KIMON NICOLAIDES was born in Washington, DC, in 1891, his first contact with art was a subconscious familiarity with oriental objects imported by his father. He decided at an early age that he wanted to paint and had to run away from home to study art because his parents were indifferent to the idea. He lived in New York where he supported himself with jobs of all kinds, such as image making, writing for a newspaper and even acting as a film extra. His father was eventually won over by his obvious seriousness and financed his instruction at the Art Students League, under the direction of Bridgman, Miller and Sloan.

After a period of work in Paris (1922-1923), he held his first solo exhibition there at the famous Bernheim Jeune gallery. Back in New York, he exhibited at the old Whitney Studio Club, now converted into a museum, and devoted himself to teaching painting.

 

As a painter, we can highlight the originality of his technical approach, the richness of his mental concepts and his restless pursuit of new aesthetic experiences.

As a teacher, over the next fifteen years, he became, as Art Digest wrote, "a second father" to hundreds of students who passed through his classes at the Art Students League of New York.

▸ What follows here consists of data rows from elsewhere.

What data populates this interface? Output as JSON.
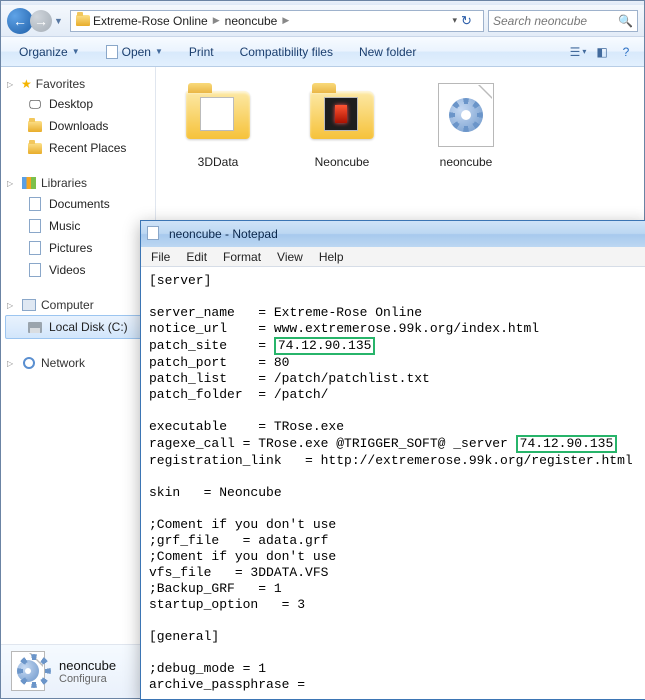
{
  "explorer": {
    "breadcrumb": [
      "Extreme-Rose Online",
      "neoncube"
    ],
    "search_placeholder": "Search neoncube",
    "toolbar": {
      "organize": "Organize",
      "open": "Open",
      "print": "Print",
      "compat": "Compatibility files",
      "newfolder": "New folder"
    },
    "sidebar": {
      "favorites": {
        "label": "Favorites",
        "items": [
          "Desktop",
          "Downloads",
          "Recent Places"
        ]
      },
      "libraries": {
        "label": "Libraries",
        "items": [
          "Documents",
          "Music",
          "Pictures",
          "Videos"
        ]
      },
      "computer": {
        "label": "Computer",
        "items": [
          "Local Disk (C:)"
        ]
      },
      "network": {
        "label": "Network"
      }
    },
    "items": [
      {
        "name": "3DData",
        "kind": "folder"
      },
      {
        "name": "Neoncube",
        "kind": "folder-neon"
      },
      {
        "name": "neoncube",
        "kind": "file-config"
      }
    ],
    "details": {
      "name": "neoncube",
      "type": "Configura"
    }
  },
  "notepad": {
    "title": "neoncube - Notepad",
    "menu": [
      "File",
      "Edit",
      "Format",
      "View",
      "Help"
    ],
    "config": {
      "section1": "[server]",
      "server_name_k": "server_name",
      "server_name_v": "Extreme-Rose Online",
      "notice_url_k": "notice_url",
      "notice_url_v": "www.extremerose.99k.org/index.html",
      "patch_site_k": "patch_site",
      "patch_site_v": "74.12.90.135",
      "patch_port_k": "patch_port",
      "patch_port_v": "80",
      "patch_list_k": "patch_list",
      "patch_list_v": "/patch/patchlist.txt",
      "patch_folder_k": "patch_folder",
      "patch_folder_v": "/patch/",
      "executable_k": "executable",
      "executable_v": "TRose.exe",
      "ragexe_prefix": "ragexe_call = TRose.exe @TRIGGER_SOFT@ _server ",
      "ragexe_ip": "74.12.90.135",
      "reg_link": "registration_link   = http://extremerose.99k.org/register.html",
      "skin": "skin   = Neoncube",
      "c1": ";Coment if you don't use",
      "grf": ";grf_file   = adata.grf",
      "c2": ";Coment if you don't use",
      "vfs": "vfs_file   = 3DDATA.VFS",
      "bkg": ";Backup_GRF   = 1",
      "startup": "startup_option   = 3",
      "section2": "[general]",
      "dbg": ";debug_mode = 1",
      "arch": "archive_passphrase ="
    }
  }
}
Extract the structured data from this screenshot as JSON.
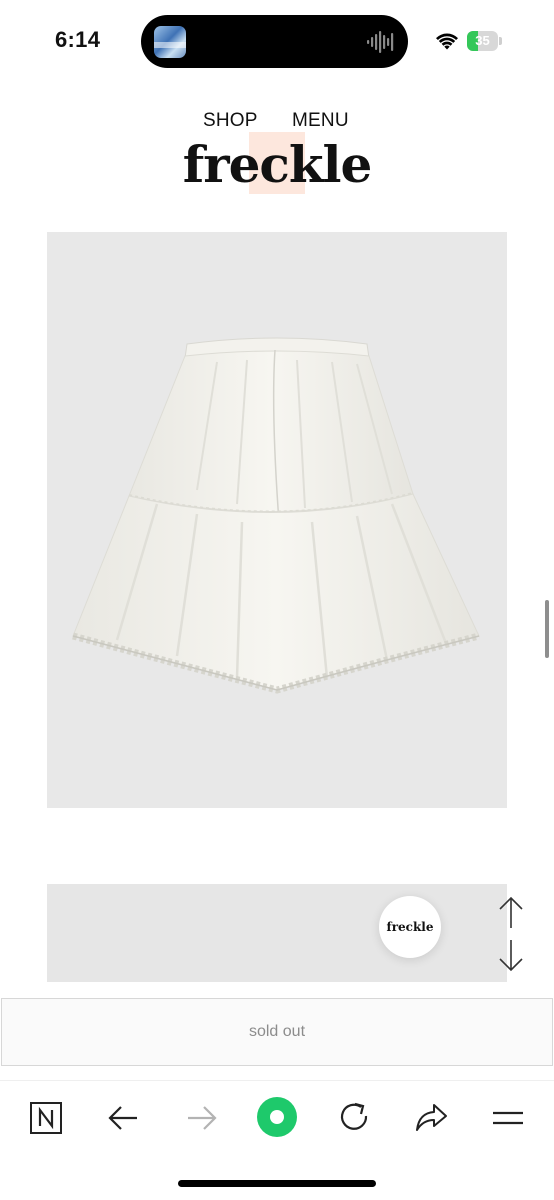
{
  "status_bar": {
    "time": "6:14",
    "battery_level": "35",
    "battery_fraction": 0.35,
    "icons": [
      "island-thumbnail",
      "audio-waveform-icon",
      "wifi-icon",
      "battery-icon"
    ]
  },
  "site": {
    "nav_shop": "SHOP",
    "nav_menu": "MENU",
    "brand": "freckle"
  },
  "product": {
    "image_subject": "white tiered lace-trim skirt",
    "image_background": "#e8e8e8"
  },
  "floating": {
    "chip_label": "freckle",
    "icons": [
      "arrow-up-icon",
      "arrow-down-icon"
    ]
  },
  "purchase": {
    "sold_out_label": "sold out"
  },
  "browser_toolbar": {
    "items": [
      "naver-home-icon",
      "back-arrow-icon",
      "forward-arrow-icon",
      "green-dot-icon",
      "reload-icon",
      "share-icon",
      "menu-icon"
    ],
    "accent_color": "#1ec96b"
  },
  "colors": {
    "text": "#111111",
    "muted": "#8c8c8c",
    "battery_green": "#34c759"
  }
}
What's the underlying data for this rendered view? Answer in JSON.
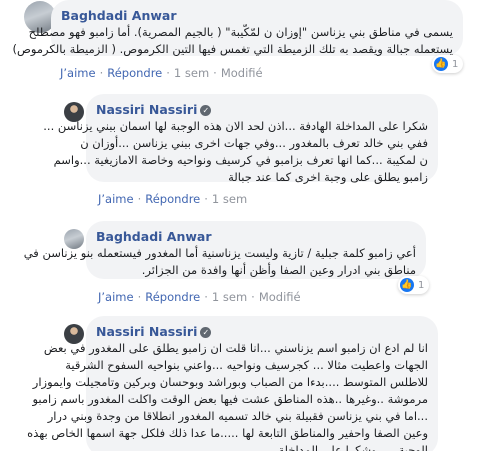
{
  "labels": {
    "like": "J’aime",
    "reply": "Répondre",
    "modified": "Modifié"
  },
  "comments": [
    {
      "author": "Baghdadi Anwar",
      "lines": [
        "يسمى في مناطق بني يزناسن \"إوزان ن لمّكّيبة\" ( بالجيم المصرية). أما زامبو فهو مصطلح",
        "يستعمله جبالة ويقصد به تلك الزميطة التي تغمس فيها التين الكرموص. ( الزميطة بالكرموص)"
      ],
      "time": "1 sem",
      "reactions": "1"
    },
    {
      "author": "Nassiri Nassiri",
      "lines": [
        "شكرا على المداخلة الهادفة ...اذن لحد الان هذه الوجبة لها اسمان ببني يزناسن ...",
        "ففي بني خالد تعرف بالمغدور ...وفي جهات اخرى ببني يزناسن ...أوزان ن",
        "ن لمكيبة ...كما انها تعرف بزامبو في كرسيف ونواحيه وخاصة الامازيغية ...واسم",
        "زامبو يطلق على وجبة اخرى كما عند جبالة"
      ],
      "time": "1 sem"
    },
    {
      "author": "Baghdadi Anwar",
      "lines": [
        "أعي زامبو كلمة جبلية / تازية وليست يزناسنية أما المغدور فيستعمله بنو يزناسن في",
        "مناطق بني ادرار وعين الصفا وأظن أنها وافدة من الجزائر."
      ],
      "time": "1 sem",
      "reactions": "1"
    },
    {
      "author": "Nassiri Nassiri",
      "lines": [
        "انا لم ادع ان زامبو اسم يزناسني ...انا قلت ان زامبو يطلق على المغدور في بعض",
        "الجهات واعطيت مثالا ... كجرسيف ونواحيه ...واعني بنواحيه السفوح الشرقية",
        "للاطلس المتوسط ....بدءا من الصباب وبوراشد وبوحسان وبركين وتامجيلت وايموزار",
        "مرموشة ..وغيرها ..هذه المناطق عشت فيها بعض الوقت واكلت المغدور باسم زامبو",
        "...اما في بني يزناسن فقبيلة بني خالد تسميه المغدور انطلاقا من وجدة وبني درار",
        "وعين الصفا واحفير والمناطق التابعة لها .....ما عدا ذلك فلكل جهة اسمها الخاص بهذه",
        "الوجبة .....وشكرا على المداخلة"
      ]
    }
  ]
}
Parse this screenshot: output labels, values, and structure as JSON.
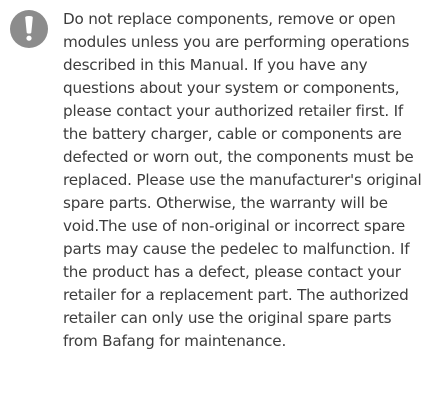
{
  "notice": {
    "icon": "exclamation-icon",
    "lines": [
      "Do not replace components, remove or open",
      "modules unless you are performing operations",
      "described in this Manual. If you have any",
      "questions about your system or components,",
      "please contact your authorized retailer first. If",
      "the battery charger, cable or components are",
      "defected or worn out, the components must be",
      "replaced. Please use the manufacturer's original",
      "spare parts. Otherwise, the warranty will be",
      "void.The use of non-original or incorrect spare",
      "parts may cause the pedelec to malfunction. If",
      "the product has a defect, please contact your",
      "retailer for a replacement part. The authorized",
      "retailer can only use the original spare parts",
      "from Bafang for maintenance."
    ]
  },
  "colors": {
    "icon_background": "#8c8c8c",
    "icon_glyph": "#ffffff",
    "text": "#3c3c3c"
  }
}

Scrupulously honest and highly principled, gifted with humor, richness and warmth of personality, sanity and poise, his extraordinary talent for human relationships grew in his extensive contact with a growing number of students.

Although he died in 1938, at a tragically early age, he left a large and devoted following of brilliant young artists, as well as a unique and concrete system of art teaching. 

"The sooner you make your first five thousand mistakes, the sooner you can correct them."

 

"You must draw what it looks like, not even what it is..."

 

"Everything you need on the way from technique to drawing is linked to the technique of seeing, that is, of understanding. That, after all, depends mainly on feeling. If you try to see in the way prescribed by any mechanical design system, old or new, you will lose the fundamental impulse. Your drawing becomes a meaningless diagram and the time spent is wasted."